Ask a Fool: What Are the Bank Stress Tests and Why Should Investors Care?

Q: I've seen some headlines about the bank stress tests in the past few weeks. I own a few bank stocks. What does this mean to me?

Remember how during the 2008 financial crisis many banks were being referred to as "too big to fail"? Well, the stress tests are designed to ensure that any bank that is too big to fail doesn't fail -- under any circumstances.

The stress tests apply to all banks over a certain size. In 2017 and prior years, the threshold has been $50 billion in assets. Recent rollbacks of banking regulations have increased the threshold to $100 billion for 2018, and this will gradually rise to $250 billion over the coming years.

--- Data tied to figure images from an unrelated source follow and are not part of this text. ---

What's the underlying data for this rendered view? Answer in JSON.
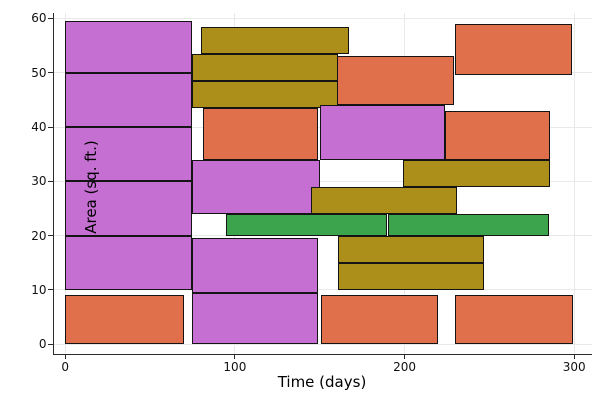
{
  "chart_data": {
    "type": "bar",
    "subtype": "time-span rectangles (gantt-like blocks)",
    "title": "",
    "xlabel": "Time (days)",
    "ylabel": "Area (sq. ft.)",
    "xlim": [
      -7.5,
      310.5
    ],
    "ylim": [
      -1.7,
      61
    ],
    "x_ticks": [
      0,
      100,
      200,
      300
    ],
    "y_ticks": [
      0,
      10,
      20,
      30,
      40,
      50,
      60
    ],
    "grid": true,
    "legend": "none",
    "background": "#ffffff",
    "grid_color": "#e9e9e9",
    "spine_color": "#2a2a2a",
    "rect_border_color": "#141414",
    "colors": {
      "purple": "#C46FD1",
      "orange": "#E0704B",
      "olive": "#AC8E1A",
      "green": "#3CA44C"
    },
    "rects": [
      {
        "x0": 0,
        "x1": 75,
        "y0": 10,
        "y1": 20,
        "color": "purple"
      },
      {
        "x0": 0,
        "x1": 75,
        "y0": 20,
        "y1": 30,
        "color": "purple"
      },
      {
        "x0": 0,
        "x1": 75,
        "y0": 30,
        "y1": 40,
        "color": "purple"
      },
      {
        "x0": 0,
        "x1": 75,
        "y0": 40,
        "y1": 50,
        "color": "purple"
      },
      {
        "x0": 0,
        "x1": 75,
        "y0": 50,
        "y1": 59.5,
        "color": "purple"
      },
      {
        "x0": 0,
        "x1": 70,
        "y0": 0,
        "y1": 9,
        "color": "orange"
      },
      {
        "x0": 75,
        "x1": 149,
        "y0": 0,
        "y1": 9.5,
        "color": "purple"
      },
      {
        "x0": 75,
        "x1": 149,
        "y0": 9.5,
        "y1": 19.5,
        "color": "purple"
      },
      {
        "x0": 75,
        "x1": 150,
        "y0": 24,
        "y1": 34,
        "color": "purple"
      },
      {
        "x0": 80,
        "x1": 167,
        "y0": 53.5,
        "y1": 58.5,
        "color": "olive"
      },
      {
        "x0": 75,
        "x1": 160.5,
        "y0": 48.5,
        "y1": 53.5,
        "color": "olive"
      },
      {
        "x0": 75,
        "x1": 161,
        "y0": 43.5,
        "y1": 48.5,
        "color": "olive"
      },
      {
        "x0": 81,
        "x1": 149,
        "y0": 34,
        "y1": 43.5,
        "color": "orange"
      },
      {
        "x0": 160,
        "x1": 229,
        "y0": 44,
        "y1": 53,
        "color": "orange"
      },
      {
        "x0": 150,
        "x1": 224,
        "y0": 34,
        "y1": 44,
        "color": "purple"
      },
      {
        "x0": 224,
        "x1": 286,
        "y0": 34,
        "y1": 43,
        "color": "orange"
      },
      {
        "x0": 230,
        "x1": 299,
        "y0": 49.5,
        "y1": 59,
        "color": "orange"
      },
      {
        "x0": 145,
        "x1": 231,
        "y0": 24,
        "y1": 29,
        "color": "olive"
      },
      {
        "x0": 199,
        "x1": 286,
        "y0": 29,
        "y1": 34,
        "color": "olive"
      },
      {
        "x0": 161,
        "x1": 247,
        "y0": 10,
        "y1": 15,
        "color": "olive"
      },
      {
        "x0": 161,
        "x1": 247,
        "y0": 15,
        "y1": 20,
        "color": "olive"
      },
      {
        "x0": 95,
        "x1": 189.5,
        "y0": 20,
        "y1": 24,
        "color": "green"
      },
      {
        "x0": 190.5,
        "x1": 285,
        "y0": 20,
        "y1": 24,
        "color": "green"
      },
      {
        "x0": 151,
        "x1": 219.5,
        "y0": 0,
        "y1": 9,
        "color": "orange"
      },
      {
        "x0": 230,
        "x1": 299.5,
        "y0": 0,
        "y1": 9,
        "color": "orange"
      }
    ]
  }
}
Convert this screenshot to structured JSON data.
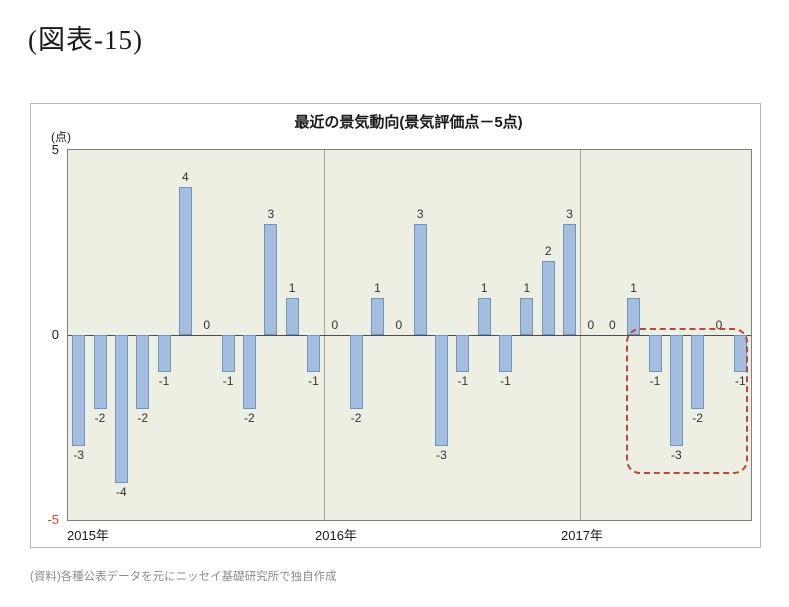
{
  "figure_label": "(図表-15)",
  "source_note": "(資料)各種公表データを元にニッセイ基礎研究所で独自作成",
  "chart_data": {
    "type": "bar",
    "title": "最近の景気動向(景気評価点－5点)",
    "unit_label": "(点)",
    "ylim": [
      -5,
      5
    ],
    "y_ticks": [
      "5",
      "0",
      "-5"
    ],
    "grid": "vertical year separators only",
    "legend": "none",
    "year_groups": [
      {
        "label": "2015年",
        "count": 12
      },
      {
        "label": "2016年",
        "count": 12
      },
      {
        "label": "2017年",
        "count": 8
      }
    ],
    "values": [
      -3,
      -2,
      -4,
      -2,
      -1,
      4,
      0,
      -1,
      -2,
      3,
      1,
      -1,
      0,
      -2,
      1,
      0,
      3,
      -3,
      -1,
      1,
      -1,
      1,
      2,
      3,
      0,
      0,
      1,
      -1,
      -3,
      -2,
      0,
      -1
    ],
    "highlight": {
      "type": "red-dashed-rounded-box",
      "covers_last_n_bars": 5
    },
    "colors": {
      "bar_fill": "#a3bede",
      "bar_border": "#6f94c0",
      "negative_label": "#e8392e",
      "label_color": "#333333",
      "plot_bg": "#ecefe2",
      "highlight_box": "#c0453c"
    }
  }
}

The tests are designed to discover what would happen to the nation's largest banks in the event of a severe global recession, which is defined as negative 7.5% GDP growth over seven quarters, 10% unemployment, a 65% drop in stock prices, and a few other pretty terrible conditions.

For investors, aside from learning how well-capitalized each bank is, the most important thing the stress tests do is determine whether or not each bank's capital plan is approved by the Federal Reserve. In other words, these large banks (formally referred to as systemically important financial institutions, or SIFIs) need the Fed's approval before paying dividends or buying back shares with their capital.

Finally, it's important to mention that while there are minimum capital levels that need to be maintained under adverse conditions, there's no pass/fail threshold when it comes to the capital plans. In other words, it's entirely possible for a bank to pass the stress test and still have its capital plan rejected.